Mark Rotenberg is the obvious choice to do a book on pin-up playing cards, the intro says the contents are from his 450 decks (the world's biggest collection? Probably!). There isn't too much to say about a product that has very few clues about the models, photographers, printers yet over the years the numbers manufactured must run into the millions of packs. Of the 452 cards in the book the majority show anonymous females in predictably unimaginative stock glamour poses that card printers could buy for next to nothing.

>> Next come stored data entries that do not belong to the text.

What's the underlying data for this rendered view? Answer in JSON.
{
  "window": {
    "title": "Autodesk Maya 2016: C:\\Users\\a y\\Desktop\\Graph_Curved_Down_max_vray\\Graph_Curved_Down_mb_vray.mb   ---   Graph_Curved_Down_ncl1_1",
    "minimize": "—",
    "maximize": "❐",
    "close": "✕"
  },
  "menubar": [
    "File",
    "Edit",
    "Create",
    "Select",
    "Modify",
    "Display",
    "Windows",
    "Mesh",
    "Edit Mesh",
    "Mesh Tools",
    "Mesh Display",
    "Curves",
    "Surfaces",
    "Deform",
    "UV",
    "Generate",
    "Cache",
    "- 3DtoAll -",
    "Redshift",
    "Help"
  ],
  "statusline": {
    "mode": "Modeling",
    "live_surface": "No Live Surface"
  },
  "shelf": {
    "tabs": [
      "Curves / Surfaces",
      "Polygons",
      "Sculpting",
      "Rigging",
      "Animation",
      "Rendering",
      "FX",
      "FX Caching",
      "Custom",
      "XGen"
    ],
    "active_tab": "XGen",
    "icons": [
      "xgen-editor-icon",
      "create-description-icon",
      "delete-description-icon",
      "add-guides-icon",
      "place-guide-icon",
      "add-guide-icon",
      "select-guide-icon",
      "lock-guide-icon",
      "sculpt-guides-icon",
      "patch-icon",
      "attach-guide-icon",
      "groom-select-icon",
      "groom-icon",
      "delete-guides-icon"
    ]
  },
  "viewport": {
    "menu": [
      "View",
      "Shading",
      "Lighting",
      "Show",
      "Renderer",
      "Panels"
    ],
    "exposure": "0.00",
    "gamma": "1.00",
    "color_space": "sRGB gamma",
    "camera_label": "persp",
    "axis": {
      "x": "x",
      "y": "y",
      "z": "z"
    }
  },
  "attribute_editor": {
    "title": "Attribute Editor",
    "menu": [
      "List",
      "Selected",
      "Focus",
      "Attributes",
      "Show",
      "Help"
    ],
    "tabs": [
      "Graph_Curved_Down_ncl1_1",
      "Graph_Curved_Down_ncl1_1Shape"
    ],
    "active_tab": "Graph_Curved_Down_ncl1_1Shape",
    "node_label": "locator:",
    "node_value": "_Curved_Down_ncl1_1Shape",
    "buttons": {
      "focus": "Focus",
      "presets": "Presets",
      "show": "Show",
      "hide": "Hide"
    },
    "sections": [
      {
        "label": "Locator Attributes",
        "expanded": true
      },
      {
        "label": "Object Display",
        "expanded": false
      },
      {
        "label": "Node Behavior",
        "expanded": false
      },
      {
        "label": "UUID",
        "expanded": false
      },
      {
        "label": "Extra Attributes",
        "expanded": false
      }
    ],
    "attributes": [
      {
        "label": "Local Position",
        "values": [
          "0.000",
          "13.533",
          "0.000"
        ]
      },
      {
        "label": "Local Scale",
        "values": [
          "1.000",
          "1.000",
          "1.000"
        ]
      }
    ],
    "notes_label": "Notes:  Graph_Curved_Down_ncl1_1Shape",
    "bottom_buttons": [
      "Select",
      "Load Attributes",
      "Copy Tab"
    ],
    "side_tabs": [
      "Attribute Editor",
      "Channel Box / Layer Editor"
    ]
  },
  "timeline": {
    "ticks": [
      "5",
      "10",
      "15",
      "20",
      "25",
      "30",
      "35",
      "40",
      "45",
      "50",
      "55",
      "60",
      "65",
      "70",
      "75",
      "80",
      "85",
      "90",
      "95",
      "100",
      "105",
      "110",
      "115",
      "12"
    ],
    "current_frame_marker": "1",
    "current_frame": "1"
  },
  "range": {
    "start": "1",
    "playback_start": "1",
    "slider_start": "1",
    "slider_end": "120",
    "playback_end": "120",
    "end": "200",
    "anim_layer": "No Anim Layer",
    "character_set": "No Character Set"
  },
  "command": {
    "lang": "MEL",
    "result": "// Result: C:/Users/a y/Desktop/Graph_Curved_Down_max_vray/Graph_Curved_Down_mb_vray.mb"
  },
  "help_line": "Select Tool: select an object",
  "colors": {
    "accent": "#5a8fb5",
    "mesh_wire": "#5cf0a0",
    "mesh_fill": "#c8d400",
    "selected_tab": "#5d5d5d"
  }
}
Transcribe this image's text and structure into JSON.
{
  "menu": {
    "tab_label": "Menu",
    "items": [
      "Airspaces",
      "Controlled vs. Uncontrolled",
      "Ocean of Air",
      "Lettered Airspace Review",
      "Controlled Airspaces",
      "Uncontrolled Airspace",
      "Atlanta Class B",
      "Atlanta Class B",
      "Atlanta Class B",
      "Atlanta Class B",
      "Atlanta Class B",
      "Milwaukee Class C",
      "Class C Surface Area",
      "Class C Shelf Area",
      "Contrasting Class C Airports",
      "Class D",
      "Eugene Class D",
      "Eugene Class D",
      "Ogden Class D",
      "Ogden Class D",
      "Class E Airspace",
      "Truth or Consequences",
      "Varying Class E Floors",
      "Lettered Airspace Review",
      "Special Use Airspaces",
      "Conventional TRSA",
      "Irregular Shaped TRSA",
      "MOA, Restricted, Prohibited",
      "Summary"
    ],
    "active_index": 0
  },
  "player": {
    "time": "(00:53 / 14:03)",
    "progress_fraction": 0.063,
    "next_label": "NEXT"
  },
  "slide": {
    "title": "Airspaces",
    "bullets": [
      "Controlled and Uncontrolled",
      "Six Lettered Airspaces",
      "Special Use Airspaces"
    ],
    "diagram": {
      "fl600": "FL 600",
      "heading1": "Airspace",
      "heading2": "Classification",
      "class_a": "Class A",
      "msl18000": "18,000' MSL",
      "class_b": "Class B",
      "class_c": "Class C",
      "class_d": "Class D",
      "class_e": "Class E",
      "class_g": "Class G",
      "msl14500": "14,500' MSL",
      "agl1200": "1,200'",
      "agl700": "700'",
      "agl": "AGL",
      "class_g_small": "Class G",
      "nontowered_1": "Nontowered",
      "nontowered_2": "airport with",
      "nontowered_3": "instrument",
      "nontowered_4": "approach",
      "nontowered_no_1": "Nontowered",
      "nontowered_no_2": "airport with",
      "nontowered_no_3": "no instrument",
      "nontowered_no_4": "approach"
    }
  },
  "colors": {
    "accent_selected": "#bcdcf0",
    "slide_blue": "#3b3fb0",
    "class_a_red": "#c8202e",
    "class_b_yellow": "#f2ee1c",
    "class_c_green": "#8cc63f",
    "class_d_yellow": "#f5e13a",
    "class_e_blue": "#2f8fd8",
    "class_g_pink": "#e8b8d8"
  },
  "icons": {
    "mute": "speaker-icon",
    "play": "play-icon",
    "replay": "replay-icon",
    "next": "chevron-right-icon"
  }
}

I thought the illustrative cards much more interesting. There are a few showing the paintings of Heinz Villiger, Joyce Ballantyne, Al Moore and Gil Elvgren. Strangely no Petty or Vargas decks, were the reproduction rights too expensive? The best cards in the book are surely the two decks put out in 1955 by Parisian manufacturer Editions Philibert who commissioned artist Paul-Emile Becat to paint a series of miniatures showing erotic Florentine life during the Renaissance and another set about Casanova. When compared to these two decks the book's photo glamour material come across as the tacky cards they really are.
It is unfortunate that the book's production is very dull. The cards are presented full on, with none angled or overlapping each other. The addition of a drop shadow would have given them a lift. As most of the cards are visually unimaginative perhaps a few still-life photos throughout the book would provide some interest: a poker hand on a card table with some chips, a scattered deck of cards as a background with four or five prominent. I thought it was particular annoying that so many cards are shown larger than the originals (and some really are too big) which only emphasizes their cheap subject matter and poor printing.
If there had been more creative input in the way the contents had been presented I think this could have been a much more interesting book.